Em Lindoso, porém, há novidades que a tornam um caso de excepção, o que justifica que se faça um texto autónomo que explique as suas particularidades.
Desfile do Pai Velho e das Ervas
O programa de festas é preparado com maior afinco a partir de Janeiro, com os rendimentos da ronda das Janeiras e respectiva ceia como arranque para o planeamento do que virá a acontecer cerca de mês e meio depois.
O evento dura três dias, mas só em dois existe o desfile do Pai Velho – no Domingo-Gordo e na Terça-Feira de Carnaval. A intercalar está a Segunda-Feira que é uma espécie de descanso mas com direito a festa popular, com algumas surpresas gastronómicas e um bailarico mais para a noite. Na Quarta-Feira de Cinzas tudo acaba, claro, aqui e em qualquer lado do país, começando então o período da Quaresma.
É sempre bom vir a Lindoso pela altura do Entrudo porque há acepipes tradicionais das terras de montanha, normalmente associados aos cozidos de Inverno, quando o chão estéril pouco tem para oferecer e os enchidos conservados a fumo entram na dieta do povo; porque há uma fotografia obrigatória de tirar a enquadrar a enorme eira dos espigueiros (a maior da Península) e o castelo vigilante da fronteira lá atrás; e porque há a eternamente bela e austera paisagem serrana, agora colorida por tojo e giesta, vincando o nome da Serra Amarela.
Mas vou ser claro: a principal razão para a visita são os dois carros dos desfiles de Domingo e de Terça-Feira que correm as delgadas ruelas da aldeia, cada um com a sua história, e que reflectem pela flora envergada a natureza do seu significado.

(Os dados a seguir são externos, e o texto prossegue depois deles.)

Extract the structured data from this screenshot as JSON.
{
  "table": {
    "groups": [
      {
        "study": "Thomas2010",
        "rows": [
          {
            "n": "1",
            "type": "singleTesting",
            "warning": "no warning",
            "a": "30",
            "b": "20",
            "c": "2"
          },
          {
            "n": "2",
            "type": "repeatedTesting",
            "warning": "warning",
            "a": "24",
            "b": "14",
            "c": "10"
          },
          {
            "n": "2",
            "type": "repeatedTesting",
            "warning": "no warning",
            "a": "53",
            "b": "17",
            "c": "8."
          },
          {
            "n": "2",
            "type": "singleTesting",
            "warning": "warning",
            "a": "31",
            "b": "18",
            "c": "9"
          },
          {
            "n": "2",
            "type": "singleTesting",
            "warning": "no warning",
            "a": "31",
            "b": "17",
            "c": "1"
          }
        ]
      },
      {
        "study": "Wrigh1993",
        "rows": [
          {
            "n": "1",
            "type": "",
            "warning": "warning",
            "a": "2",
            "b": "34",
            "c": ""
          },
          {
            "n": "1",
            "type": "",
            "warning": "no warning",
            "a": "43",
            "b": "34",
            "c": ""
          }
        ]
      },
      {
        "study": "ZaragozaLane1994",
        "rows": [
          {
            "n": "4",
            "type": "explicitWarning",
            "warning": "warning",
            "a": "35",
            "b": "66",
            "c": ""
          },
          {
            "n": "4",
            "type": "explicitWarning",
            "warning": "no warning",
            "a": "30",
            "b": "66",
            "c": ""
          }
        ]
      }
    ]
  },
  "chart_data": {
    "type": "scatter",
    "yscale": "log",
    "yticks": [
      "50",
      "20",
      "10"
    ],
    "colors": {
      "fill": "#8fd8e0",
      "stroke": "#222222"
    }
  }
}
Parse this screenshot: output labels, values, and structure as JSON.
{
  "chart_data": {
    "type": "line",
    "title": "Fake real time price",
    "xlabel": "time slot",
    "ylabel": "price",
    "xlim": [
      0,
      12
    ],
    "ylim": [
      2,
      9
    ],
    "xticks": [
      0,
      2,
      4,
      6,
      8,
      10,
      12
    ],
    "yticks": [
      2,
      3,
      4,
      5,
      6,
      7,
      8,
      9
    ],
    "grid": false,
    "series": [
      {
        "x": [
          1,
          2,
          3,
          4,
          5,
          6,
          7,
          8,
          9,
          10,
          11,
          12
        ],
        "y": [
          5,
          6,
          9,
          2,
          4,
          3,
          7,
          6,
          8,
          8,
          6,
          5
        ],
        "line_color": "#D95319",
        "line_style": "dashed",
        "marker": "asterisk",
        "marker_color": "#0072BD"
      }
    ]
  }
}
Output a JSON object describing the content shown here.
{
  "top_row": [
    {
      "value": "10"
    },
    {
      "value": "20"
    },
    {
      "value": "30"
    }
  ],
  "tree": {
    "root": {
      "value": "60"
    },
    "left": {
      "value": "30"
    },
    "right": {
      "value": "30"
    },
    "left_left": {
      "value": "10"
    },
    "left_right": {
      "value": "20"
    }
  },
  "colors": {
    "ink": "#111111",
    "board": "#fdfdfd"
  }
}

É isso, mais do que qualquer outro elemento, que diferencia o Entrudo do Pai Velho – o facto de termos duas peças alegóricas, ao contrário de apenas uma (a do Velho), como é norma na maioria dos Entrudos nortenhos.
Assim, na frente segue o carro com o Pai Velho, figura enchida a palha de centeio e rematada por um madeiro onde está pintado o rosto de um homem sorridente, de bigode e chapéu de abas. O carro é engalanado com centeio e bucho, cores invernais, e puxado por dois bois emparelhados por cangas, também elas ornamentadas com flores de papel. O rolamento das rodas, feitas em madeira de nogueira, traz consigo uma chiada que se confunde com um lamento. A intenção é evidente: o Pai Velho, quando anda, tem de parecer velho. Porque é isso mesmo que simboliza, a estação morta, decrépita, que está a chegar ao fim. O que nos leva ao segundo carro, forrado com bucho e junco e japoneiras e mimosas e cedro, uma festa verdejante que reconhecemos como um avanço da Primavera. O Carro das Ervas, como é por cá apelidado, representa a estação nova, a floração, a fertilização.
No Domingo, depois da missa, o desfile é realizado sem queima – isto é, sem enterro. É, de igual modo, um desfile mais curto. Há, contudo, paragens (aqui conhecidas como partes), que correspondem a certas encenações de maldizer levadas a cabo pela população local em pontos marcantes do cortejo, além do habitual acompanhamento das rusgas, com concertina e castanholas e percussões, mais os tradicionais cantares ao desafio. Na Terça-Feira, além do desfile, que por si só já integra um percurso maior, com tudo o que a ele diz respeito e mais uns quantos figurantes que em agonia se despedem da figura hibernal, conclui-se a marcha na queima do Pai Velho – queimam-lhe apenas o corpo feito a colmo, porque o busto é guardado, em lugar secreto, pela organização, afim de ser reutilizado no ano seguinte.
Na queima, o chamado Velório do Pai Velho, é lido o testamento, episódio comum aos Entrudos nacionais, onde o orador aproveita para cuspir sátira, acusações e insinuações relativos ao último ano, com dedo acusatório à vizinhança e ao poder local. Se não dá para o fazer nesta altura, não dá em nenhuma outra. Depois de ouvir o testamento, intermediado por gargalhadas de desforra e culpados sorrisos amarelos, dá vontade de responder sem sátira, sem acusações, sem insinuações: viva o Entrudo português!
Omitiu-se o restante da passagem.